Après un mois de congé gouvernemental, le Conseil des Ministres s’est tenu le mercredi 02 septembre 2026 au Palais de la République, sous la présidence de Bassirou Diomaye Faye. Cette réunion a marqué une reprise stratégique de l’action publique, articulée autour de deux axes majeurs : la mise en œuvre des diligences post-accord technique avec le FMI et la définition de la feuille de route gouvernementale pour la période septembre-décembre 2026.
Le Premier Ministre a rappelé que l’accord technique conclu avec le FMI, ainsi que l’annonce publique du Plan de Traitement de la Dette du Sénégal le 1er septembre 2026, trois mois après la formation du nouveau gouvernement, constituent un jalon historique du mandat présidentiel. Il a salué l’appui déterminant du Chef de l’État et félicité le Ministre de l’Économie, des Finances et du Plan, ainsi que les équipes de la Primature, pour leur professionnalisme dans la conduite de ce dossier sensible.
Parmi les mesures urgentes : accélérer la mise en place du dispositif de ciblage des subventions, assurer le paiement des bourses nationales de sécurité familiale au plus tard fin septembre, déposer rapidement à l’Assemblée nationale la Loi de Finances rectificative 2026, intégrant les nouvelles orientations issues de l’accord avec le FMI, soumettre les résultats de l’audit des arriérés intérieurs pour démarrer leur règlement avant fin 2026, en priorisant les créances des TPE, PME et PMI.
Le Premier Ministre a également insisté sur la finalisation du projet de Loi de Finances Initiale 2027, qui devra être examiné en Conseil des Ministres au plus tard le 30 septembre.
Face à l’urgence de relancer le secteur de la construction, il a instruit les ministres concernés (Urbanisme, Finances, Intérieur) de prendre les dispositions réglementaires nécessaires pour appliquer les recommandations du Comité de Suivi des audits fonciers. Ces mesures visent à restructurer certains lotissements dans les zones de Dakar et de Thiès, afin de restaurer la confiance et dynamiser l’investissement immobilier.
Le second volet de la communication du Premier Ministre a porté sur la feuille de route gouvernementale. Il a demandé à chaque ministre de : élaborer une feuille de route sectorielle claire et précise, identifier les projets et réformes à finaliser d’ici fin 2026, préparer les actions stratégiques pour les années 2027, 2028 et 2029. Il a insisté sur la sélectivité et la structuration des projets, critères essentiels pour l’arbitrage budgétaire de la LFI 2027. Cette exigence traduit une volonté de rationaliser les dépenses publiques et de privilégier les initiatives à fort impact socio-économique.
Ce Conseil des Ministres illustre une gouvernance axée sur la rigueur budgétaire et la relance économique ciblée.

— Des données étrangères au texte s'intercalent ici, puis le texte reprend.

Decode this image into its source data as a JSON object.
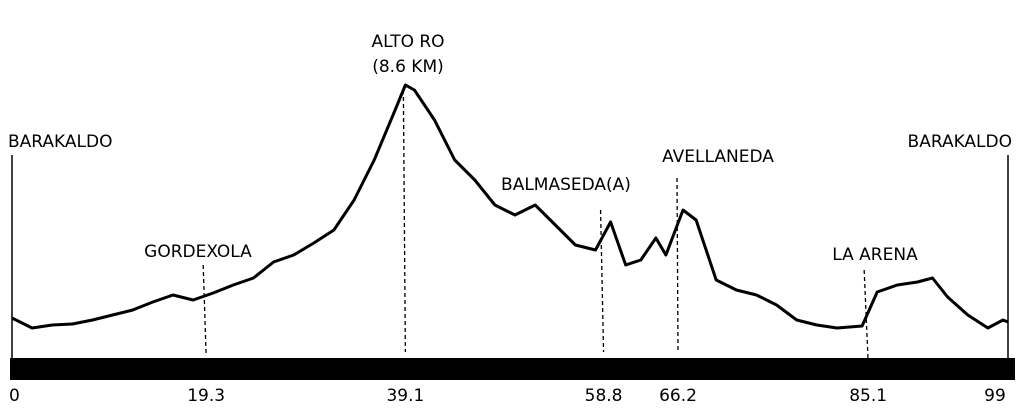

L’accord avec le FMI et le plan de traitement de la dette marquent une étape cruciale pour restaurer la crédibilité financière du Sénégal. La priorité donnée aux TPE, PME et PMI dans le règlement des arriérés traduit une orientation vers le soutien du tissu économique local, indispensable à la croissance inclusive.
La mise en place d’un dispositif de ciblage des subventions et le rappel des bourses sociales montrent une volonté de concilier discipline budgétaire et justice sociale, en protégeant les ménages vulnérables.
Par ailleurs, l’accent mis sur la relance du secteur de la construction et la restructuration foncière reflète une approche pragmatique : dynamiser un secteur porteur d’emplois tout en assainissant les pratiques. La feuille de route gouvernementale pour septembre-décembre 2026, avec une projection jusqu’en 2029, témoigne d’une vision stratégique de long terme. La sélectivité des projets et la structuration des réformes traduisent une volonté d’optimiser les ressources et de renforcer la cohérence des politiques publiques.
Ce Conseil des Ministres marque une reprise énergique et méthodique de l’action gouvernementale, où se conjuguent discipline financière, relance économique et protection sociale, dans une perspective de souveraineté et de prospérité durable.